Posisi bersih (net position) non-komersial EUR di CFTC Zona Euro naik ke 26K dari -7,5K.
Ini menunjukkan pergeseran dari posisi bersih jual (net short, lebih banyak taruhan euro turun) ke posisi bersih beli (net long, lebih banyak taruhan euro naik) pada kontrak berjangka (futures) euro.
Kita melihat perubahan besar pada pandangan pasar terhadap euro. Trader spekulatif berbalik cepat dari posisi bersih jual €7,5 miliar menjadi posisi bersih beli €26 miliar. Ini sinyal jelas sentimen berubah menjadi sangat optimistis (bullish, ekspektasi harga naik).

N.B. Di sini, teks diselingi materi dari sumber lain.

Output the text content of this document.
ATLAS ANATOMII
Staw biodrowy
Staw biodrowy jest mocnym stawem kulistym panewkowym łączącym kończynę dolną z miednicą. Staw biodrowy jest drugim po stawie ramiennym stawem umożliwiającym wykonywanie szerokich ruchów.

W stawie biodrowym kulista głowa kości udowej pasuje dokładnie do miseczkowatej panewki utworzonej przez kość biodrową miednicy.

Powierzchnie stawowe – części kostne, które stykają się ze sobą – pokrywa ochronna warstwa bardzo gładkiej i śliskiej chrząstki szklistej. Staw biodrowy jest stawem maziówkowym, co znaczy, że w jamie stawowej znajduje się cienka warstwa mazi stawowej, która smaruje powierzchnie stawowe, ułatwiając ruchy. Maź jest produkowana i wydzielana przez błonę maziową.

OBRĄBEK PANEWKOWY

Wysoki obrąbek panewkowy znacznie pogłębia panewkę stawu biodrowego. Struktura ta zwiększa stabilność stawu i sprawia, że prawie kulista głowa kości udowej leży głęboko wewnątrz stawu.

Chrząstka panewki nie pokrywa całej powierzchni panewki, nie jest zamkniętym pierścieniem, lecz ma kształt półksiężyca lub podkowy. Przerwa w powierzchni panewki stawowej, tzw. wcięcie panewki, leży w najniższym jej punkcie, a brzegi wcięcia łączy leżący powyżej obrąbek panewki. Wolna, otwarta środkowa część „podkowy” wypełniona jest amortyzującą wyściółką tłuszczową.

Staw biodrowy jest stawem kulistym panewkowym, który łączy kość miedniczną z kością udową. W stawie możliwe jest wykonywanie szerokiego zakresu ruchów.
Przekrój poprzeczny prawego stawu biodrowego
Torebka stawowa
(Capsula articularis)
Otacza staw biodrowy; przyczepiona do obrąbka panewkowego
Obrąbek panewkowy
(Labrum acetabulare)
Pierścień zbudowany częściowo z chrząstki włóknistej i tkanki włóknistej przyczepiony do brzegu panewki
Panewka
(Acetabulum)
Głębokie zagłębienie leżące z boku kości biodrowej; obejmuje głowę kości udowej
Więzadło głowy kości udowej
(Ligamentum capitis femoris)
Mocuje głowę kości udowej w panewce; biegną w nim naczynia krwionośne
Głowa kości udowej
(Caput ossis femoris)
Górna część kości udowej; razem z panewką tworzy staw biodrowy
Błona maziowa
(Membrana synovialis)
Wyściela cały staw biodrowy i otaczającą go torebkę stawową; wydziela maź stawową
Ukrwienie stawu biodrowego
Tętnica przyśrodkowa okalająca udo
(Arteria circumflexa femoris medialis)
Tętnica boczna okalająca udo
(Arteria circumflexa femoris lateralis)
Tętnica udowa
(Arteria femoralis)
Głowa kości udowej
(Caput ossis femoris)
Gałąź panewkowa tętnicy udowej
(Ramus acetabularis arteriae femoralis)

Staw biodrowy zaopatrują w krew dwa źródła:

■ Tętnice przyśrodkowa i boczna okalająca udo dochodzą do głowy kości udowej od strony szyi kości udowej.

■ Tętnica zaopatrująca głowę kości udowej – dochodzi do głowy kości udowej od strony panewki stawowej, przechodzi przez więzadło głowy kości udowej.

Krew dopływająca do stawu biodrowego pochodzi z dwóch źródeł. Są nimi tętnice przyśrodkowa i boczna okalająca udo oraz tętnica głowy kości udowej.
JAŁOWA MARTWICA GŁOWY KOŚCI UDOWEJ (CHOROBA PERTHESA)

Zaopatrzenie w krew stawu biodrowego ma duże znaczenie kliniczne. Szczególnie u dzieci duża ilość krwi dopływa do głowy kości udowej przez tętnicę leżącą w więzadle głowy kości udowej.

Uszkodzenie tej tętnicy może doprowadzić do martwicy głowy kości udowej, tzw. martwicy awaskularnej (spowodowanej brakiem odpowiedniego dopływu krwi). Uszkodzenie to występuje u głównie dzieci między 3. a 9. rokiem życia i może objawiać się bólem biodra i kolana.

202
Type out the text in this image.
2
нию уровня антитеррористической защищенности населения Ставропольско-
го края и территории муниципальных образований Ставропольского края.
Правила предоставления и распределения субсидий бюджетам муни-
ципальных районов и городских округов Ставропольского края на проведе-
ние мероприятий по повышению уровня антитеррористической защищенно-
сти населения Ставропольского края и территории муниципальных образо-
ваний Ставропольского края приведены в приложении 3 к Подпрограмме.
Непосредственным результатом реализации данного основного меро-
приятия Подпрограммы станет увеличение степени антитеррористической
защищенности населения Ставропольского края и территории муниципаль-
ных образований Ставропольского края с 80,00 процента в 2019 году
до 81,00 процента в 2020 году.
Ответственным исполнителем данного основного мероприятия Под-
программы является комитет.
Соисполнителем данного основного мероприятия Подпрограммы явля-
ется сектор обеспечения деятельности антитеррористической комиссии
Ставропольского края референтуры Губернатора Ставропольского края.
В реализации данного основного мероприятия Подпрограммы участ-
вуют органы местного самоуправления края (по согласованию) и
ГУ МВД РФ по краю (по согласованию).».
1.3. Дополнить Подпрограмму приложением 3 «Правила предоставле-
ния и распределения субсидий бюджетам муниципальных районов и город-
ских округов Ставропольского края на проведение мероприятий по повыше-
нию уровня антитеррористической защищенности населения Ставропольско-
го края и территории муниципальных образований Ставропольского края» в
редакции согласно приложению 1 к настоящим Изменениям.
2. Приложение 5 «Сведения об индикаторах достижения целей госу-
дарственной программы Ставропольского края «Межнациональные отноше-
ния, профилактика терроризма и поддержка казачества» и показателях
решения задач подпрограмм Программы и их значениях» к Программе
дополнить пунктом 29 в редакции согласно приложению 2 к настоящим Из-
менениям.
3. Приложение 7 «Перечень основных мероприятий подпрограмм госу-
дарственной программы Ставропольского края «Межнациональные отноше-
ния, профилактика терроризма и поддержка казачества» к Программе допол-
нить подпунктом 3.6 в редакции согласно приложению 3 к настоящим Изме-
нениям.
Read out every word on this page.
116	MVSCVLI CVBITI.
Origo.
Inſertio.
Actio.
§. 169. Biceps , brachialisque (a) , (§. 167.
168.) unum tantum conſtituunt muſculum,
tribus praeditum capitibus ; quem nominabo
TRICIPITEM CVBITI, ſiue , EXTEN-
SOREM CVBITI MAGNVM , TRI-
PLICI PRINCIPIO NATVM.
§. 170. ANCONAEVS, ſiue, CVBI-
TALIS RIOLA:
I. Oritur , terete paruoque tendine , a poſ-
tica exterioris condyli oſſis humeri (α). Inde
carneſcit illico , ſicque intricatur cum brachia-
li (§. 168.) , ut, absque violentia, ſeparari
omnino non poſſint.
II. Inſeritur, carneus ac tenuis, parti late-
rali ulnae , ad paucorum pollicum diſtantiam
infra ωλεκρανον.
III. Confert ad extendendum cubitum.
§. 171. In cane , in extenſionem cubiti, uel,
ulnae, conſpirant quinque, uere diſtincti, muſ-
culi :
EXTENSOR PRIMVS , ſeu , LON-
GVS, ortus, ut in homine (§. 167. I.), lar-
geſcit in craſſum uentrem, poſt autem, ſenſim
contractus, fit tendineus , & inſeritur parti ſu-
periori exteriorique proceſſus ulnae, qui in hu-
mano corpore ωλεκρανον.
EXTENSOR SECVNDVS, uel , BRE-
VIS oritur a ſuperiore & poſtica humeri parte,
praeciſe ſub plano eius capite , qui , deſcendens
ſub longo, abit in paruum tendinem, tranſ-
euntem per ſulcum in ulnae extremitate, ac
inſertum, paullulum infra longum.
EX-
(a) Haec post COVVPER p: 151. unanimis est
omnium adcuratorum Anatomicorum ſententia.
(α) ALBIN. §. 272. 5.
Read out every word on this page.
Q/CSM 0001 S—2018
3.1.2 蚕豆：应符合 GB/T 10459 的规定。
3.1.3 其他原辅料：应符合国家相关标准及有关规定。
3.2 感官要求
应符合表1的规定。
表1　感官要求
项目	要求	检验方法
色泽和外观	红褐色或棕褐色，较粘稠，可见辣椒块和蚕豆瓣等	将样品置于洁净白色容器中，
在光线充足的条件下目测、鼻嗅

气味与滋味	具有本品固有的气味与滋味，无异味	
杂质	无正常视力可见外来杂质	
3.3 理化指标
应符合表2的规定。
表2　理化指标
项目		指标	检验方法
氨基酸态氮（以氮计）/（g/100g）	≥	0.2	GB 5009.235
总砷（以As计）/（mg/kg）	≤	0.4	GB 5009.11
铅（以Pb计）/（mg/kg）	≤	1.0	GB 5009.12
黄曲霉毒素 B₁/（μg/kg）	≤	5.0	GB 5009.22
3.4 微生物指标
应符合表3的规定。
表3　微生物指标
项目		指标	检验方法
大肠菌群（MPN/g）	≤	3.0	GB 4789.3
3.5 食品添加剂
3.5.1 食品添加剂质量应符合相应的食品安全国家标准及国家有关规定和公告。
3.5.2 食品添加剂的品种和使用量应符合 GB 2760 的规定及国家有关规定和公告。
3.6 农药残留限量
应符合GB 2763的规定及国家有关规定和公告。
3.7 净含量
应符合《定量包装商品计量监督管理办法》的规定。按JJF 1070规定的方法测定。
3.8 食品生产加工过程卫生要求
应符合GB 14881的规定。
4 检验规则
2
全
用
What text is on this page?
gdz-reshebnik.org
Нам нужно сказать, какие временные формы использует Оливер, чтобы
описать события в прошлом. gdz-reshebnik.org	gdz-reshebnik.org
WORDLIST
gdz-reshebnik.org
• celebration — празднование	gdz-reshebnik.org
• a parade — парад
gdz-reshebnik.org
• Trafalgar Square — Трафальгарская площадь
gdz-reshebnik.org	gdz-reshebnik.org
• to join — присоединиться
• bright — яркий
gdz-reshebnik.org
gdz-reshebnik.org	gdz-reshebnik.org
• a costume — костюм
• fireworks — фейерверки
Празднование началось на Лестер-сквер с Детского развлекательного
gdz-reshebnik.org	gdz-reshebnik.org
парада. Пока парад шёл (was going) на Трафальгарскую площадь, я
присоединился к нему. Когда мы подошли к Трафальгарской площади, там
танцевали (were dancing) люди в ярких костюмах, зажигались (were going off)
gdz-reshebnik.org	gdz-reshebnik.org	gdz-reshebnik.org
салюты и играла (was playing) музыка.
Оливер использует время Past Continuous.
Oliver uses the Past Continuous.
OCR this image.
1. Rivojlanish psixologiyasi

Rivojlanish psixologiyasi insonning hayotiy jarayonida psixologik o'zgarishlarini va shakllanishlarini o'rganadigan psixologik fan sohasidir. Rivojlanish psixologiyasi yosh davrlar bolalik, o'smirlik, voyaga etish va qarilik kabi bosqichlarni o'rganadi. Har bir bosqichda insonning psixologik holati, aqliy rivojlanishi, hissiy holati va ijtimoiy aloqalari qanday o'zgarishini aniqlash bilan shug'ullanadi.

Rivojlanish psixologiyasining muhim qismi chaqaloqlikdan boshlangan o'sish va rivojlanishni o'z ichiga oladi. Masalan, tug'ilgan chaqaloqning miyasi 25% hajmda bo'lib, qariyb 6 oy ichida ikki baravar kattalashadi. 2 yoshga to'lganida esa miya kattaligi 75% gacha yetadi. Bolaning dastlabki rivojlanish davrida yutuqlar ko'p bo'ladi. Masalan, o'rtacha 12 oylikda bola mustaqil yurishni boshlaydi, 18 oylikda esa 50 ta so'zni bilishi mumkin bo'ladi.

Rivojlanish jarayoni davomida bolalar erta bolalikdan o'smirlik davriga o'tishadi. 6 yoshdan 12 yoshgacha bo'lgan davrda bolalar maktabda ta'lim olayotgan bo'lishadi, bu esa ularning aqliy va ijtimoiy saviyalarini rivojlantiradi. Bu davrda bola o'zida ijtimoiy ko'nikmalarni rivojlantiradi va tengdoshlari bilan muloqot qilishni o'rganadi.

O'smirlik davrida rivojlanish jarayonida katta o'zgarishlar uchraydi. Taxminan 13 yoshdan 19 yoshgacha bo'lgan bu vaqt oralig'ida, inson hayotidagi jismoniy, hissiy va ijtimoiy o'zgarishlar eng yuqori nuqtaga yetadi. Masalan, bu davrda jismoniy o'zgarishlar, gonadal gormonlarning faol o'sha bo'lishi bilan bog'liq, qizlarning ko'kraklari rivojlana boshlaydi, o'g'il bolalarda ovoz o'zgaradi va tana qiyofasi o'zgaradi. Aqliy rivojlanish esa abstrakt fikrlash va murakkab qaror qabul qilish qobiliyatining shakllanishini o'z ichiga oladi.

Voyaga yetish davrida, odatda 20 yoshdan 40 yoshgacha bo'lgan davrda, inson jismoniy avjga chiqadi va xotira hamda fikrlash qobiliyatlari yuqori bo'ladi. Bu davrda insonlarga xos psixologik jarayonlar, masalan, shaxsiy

Perubahan ini kemungkinan dipicu nada lebih ketat (hawkish, cenderung menaikkan suku bunga/menahan penurunan suku bunga demi menekan inflasi) dari Bank Sentral Eropa (ECB), karena inflasi masih lebih sulit turun dari perkiraan. Inflasi inti (core inflation, inflasi tanpa komponen bergejolak seperti energi dan pangan) Zona Euro untuk Maret 2026 tercatat 3,1%, mengejutkan pasar yang memperkirakan di bawah 3% dan memaksa penilaian ulang arah suku bunga ECB. Ini berbeda dengan bank sentral AS (Federal Reserve/The Fed) yang terlihat lebih condong memulai penurunan suku bunga (easing cycle, fase pelonggaran kebijakan) pada paruh akhir tahun ini.
Jika melihat ke belakang, ini berbalik tajam dari sikap pasar pada paruh kedua 2025. Saat itu, banyak pelaku pasar memasang posisi untuk euro melemah, dengan asumsi ECB akan terpaksa menurunkan suku bunga untuk mendorong ekonomi Jerman yang lesu. Namun, penguatan PMI sektor jasa (Purchasing Managers’ Index/PMI, survei aktivitas bisnis; di atas 50 berarti ekspansi) di kawasan tersebut membuat skenario itu belum terbukti untuk sementara.